A inscrição e reinscrição, ao longo de décadas, desta figura no imaginário português da loucura, até se tornar em emblema da fecundidade da loucura para a arte e do lado louco da criação artística, liga, afinal, em formas mutantes, o discurso do Orpheu a um ensaio de Lobo Antunes e Maria Inês Silva Dias, datado de 1974 (“Loucura e criação artística: Ângelo de Lima, poeta de “Orpheu” “). É talvez, por isso, difícil retirá-lo completamente do âmbito da loucura, sobretudo no campo literário, onde se movem os coordenadores desta edição. Aqui e ali ouvimos ainda ecos da patologização a que Lima foi sujeito, sendo o mais evidente a referência do prefaciador, Nuno Júdice, a “traços psicodivergentes” que se terão acentuado durante a expedição a África (p. 13) e à sua associação à noção datada de Arte Bruta (p. 13).
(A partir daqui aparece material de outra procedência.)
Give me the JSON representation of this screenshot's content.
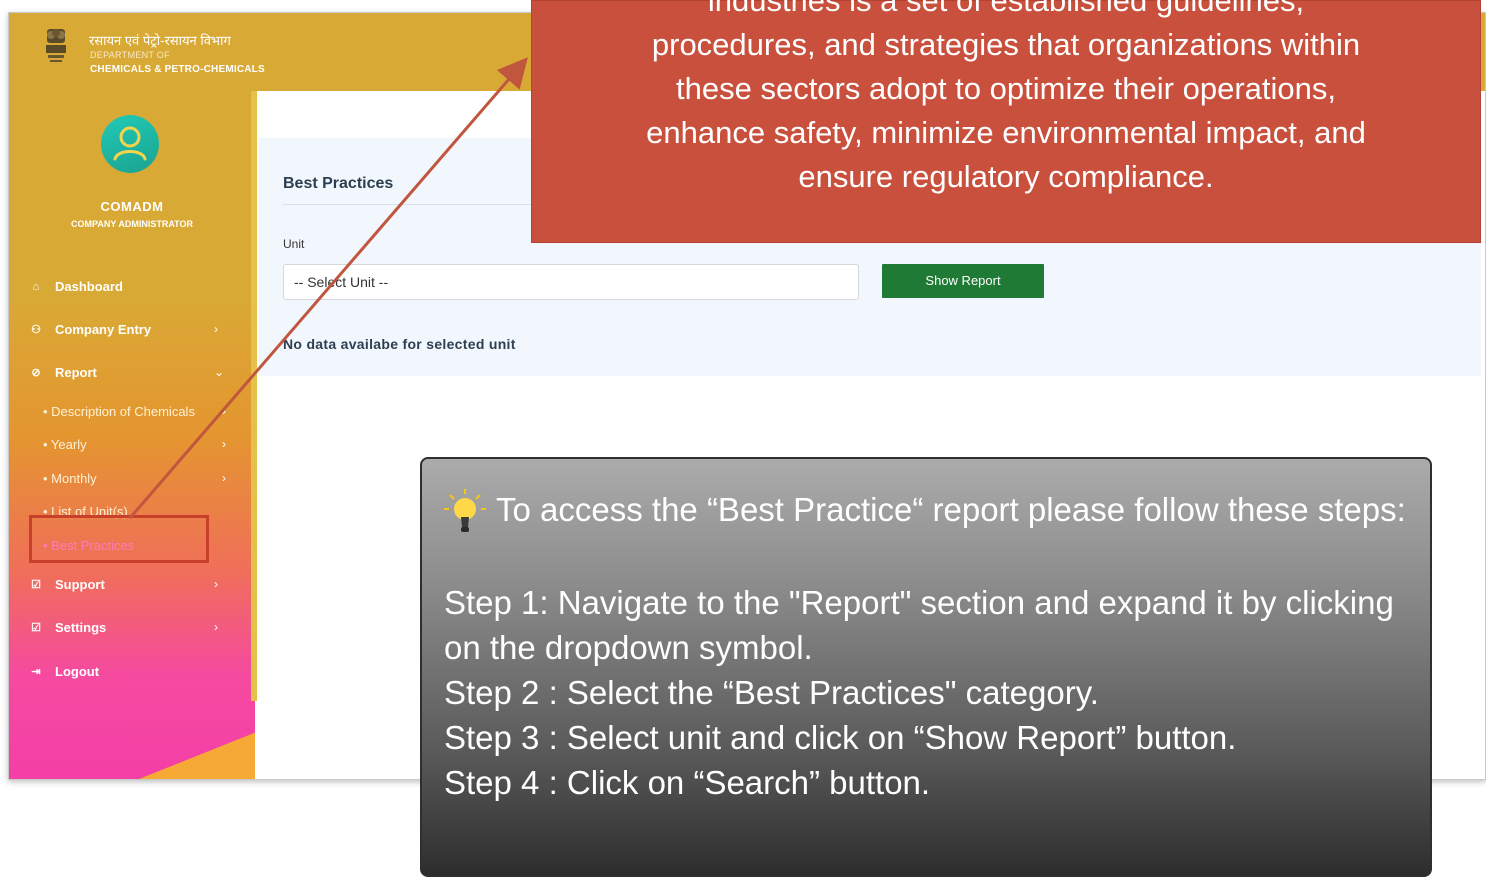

Este volume representa uma contribuição valiosa para a compreensão histórica do nascimento da psiquiatria: as peças processuais e clínicas reunidas mostram a sua origem pseudo-científica e a sua aliança com uma ordem política, colonial, social e moral repressoras. Em face dos documentos apresentados, não se poderá dizer simplesmente que esta resulta de um tempo e de “uma mentalidade”. Não. Alguns contemporâneos de Lima notavam já a violência e as contradições do manicómio. Veja-se o testemunho impressionante de Heliodoro Salgado, publicado em 1895 no jornal A Batalha, em que, a propósito da reclusão de Lima no Hospital de Conde Ferreira escrevia:

“Mas, em fim, elle lá esta, recluso. há mais de um ano já, o que, certamente, mais deve concorrer para lhe fazer acreditar que há quem lhe queira mal, quem tenha interesse em o fazer estar ali – exerbação [sic] da mania das perseguições.

O maricónio [sic] tem d’estas contradições. Serve para curar (quando serve), e serve para agravar o mal, quando o suposto doido é lucido, é intelligente, reflecte sobre a sua situação.” (p. 315).

Recentemente os Mad Studies têm chamado a atenção para a resistência dos reclusos em manicómios, bem antes dos movimentos dos anos 60 e 70 do século XX. Na realidade, desde o seu início. O caso de Ângelo de Lima é claramente um exemplo dessa resistência, já que em diversos momentos deixou escrita a sua indignação pelo internamento e tratamentos sofridos, a sua perplexidade perante o absurdo do alienismo e a sua vigorosa negação do diagnóstico. Nas suas palavras:

“Eu não estou doudo.

Tenho sido manejado como um puro manequim. Os seus meios de manejo têm sido – a mim aqui ao seu dispor abandonado por toda uma sociedade, a começar por aqueles que mais estrito dever tinham de tal não fazer – os seus meios de acção são, já a tortura, já a sugestão, já o veneno.” (Espólio de Carlos Braga, não datado; cit. p. 187).